L'église s'élève en murs brodés, fragiles, en colonnettes élancées comme une aspiration des âmes; elle monte prendre un peu de ciel dans la dentelle de ses clochers ajourés; le cirque étale, écrase, aplatit sa rampante ellipse aux gradins massifs, comme un vœu bestial de s'attacher, pour jamais accroupi, à la terre conquise.

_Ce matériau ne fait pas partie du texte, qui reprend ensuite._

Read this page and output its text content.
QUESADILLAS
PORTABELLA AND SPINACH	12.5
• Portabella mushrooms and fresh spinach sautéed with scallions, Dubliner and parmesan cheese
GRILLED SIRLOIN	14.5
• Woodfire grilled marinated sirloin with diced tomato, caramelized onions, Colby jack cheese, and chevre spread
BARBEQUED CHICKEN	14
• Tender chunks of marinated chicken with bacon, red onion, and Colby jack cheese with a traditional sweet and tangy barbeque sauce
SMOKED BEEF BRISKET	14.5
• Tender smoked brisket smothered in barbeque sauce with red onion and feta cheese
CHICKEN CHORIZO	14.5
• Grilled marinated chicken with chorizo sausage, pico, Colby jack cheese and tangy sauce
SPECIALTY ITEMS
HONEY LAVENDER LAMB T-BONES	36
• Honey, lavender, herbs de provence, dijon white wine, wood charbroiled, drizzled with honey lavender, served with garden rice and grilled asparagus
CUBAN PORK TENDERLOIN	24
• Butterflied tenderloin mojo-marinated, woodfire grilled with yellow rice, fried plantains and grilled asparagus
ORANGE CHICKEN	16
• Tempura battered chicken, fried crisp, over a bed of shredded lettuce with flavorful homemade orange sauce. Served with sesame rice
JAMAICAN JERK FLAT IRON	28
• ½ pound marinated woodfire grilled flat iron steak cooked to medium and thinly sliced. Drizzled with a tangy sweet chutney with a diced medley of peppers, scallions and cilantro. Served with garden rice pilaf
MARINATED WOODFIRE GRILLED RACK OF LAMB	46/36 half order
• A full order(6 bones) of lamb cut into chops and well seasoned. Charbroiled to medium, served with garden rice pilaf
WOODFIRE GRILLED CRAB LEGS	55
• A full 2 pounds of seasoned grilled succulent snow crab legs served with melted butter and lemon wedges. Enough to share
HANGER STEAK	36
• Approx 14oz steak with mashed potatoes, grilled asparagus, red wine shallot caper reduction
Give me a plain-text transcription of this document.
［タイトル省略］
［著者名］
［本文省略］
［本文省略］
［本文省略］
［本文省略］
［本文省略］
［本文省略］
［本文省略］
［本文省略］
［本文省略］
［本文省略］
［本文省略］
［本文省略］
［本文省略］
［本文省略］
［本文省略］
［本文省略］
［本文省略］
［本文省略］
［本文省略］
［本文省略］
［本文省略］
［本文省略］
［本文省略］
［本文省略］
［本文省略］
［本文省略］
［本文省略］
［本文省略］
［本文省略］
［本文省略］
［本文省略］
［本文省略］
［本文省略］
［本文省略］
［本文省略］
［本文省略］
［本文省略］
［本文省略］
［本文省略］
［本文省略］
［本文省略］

Magnifiques pourtant, ces ruines d'un temps où la Force impitoyable s'entretenait sans cesse elle-même de sa joie à tuer, à dominer, par la guerre et la mort, l'univers physique.

Magnifiques, les arènes d'Arles, ellipse énorme, formidable, couronne faite de portiques superposés, noircis par les siècles, et près desquels les pauvres maisons arlésiennes, annuellement blanchies à la chaux, semblent des joujous d'enfant.

Ce jour-là, un peuple grouillait autour des arènes, un peuple les emplissait.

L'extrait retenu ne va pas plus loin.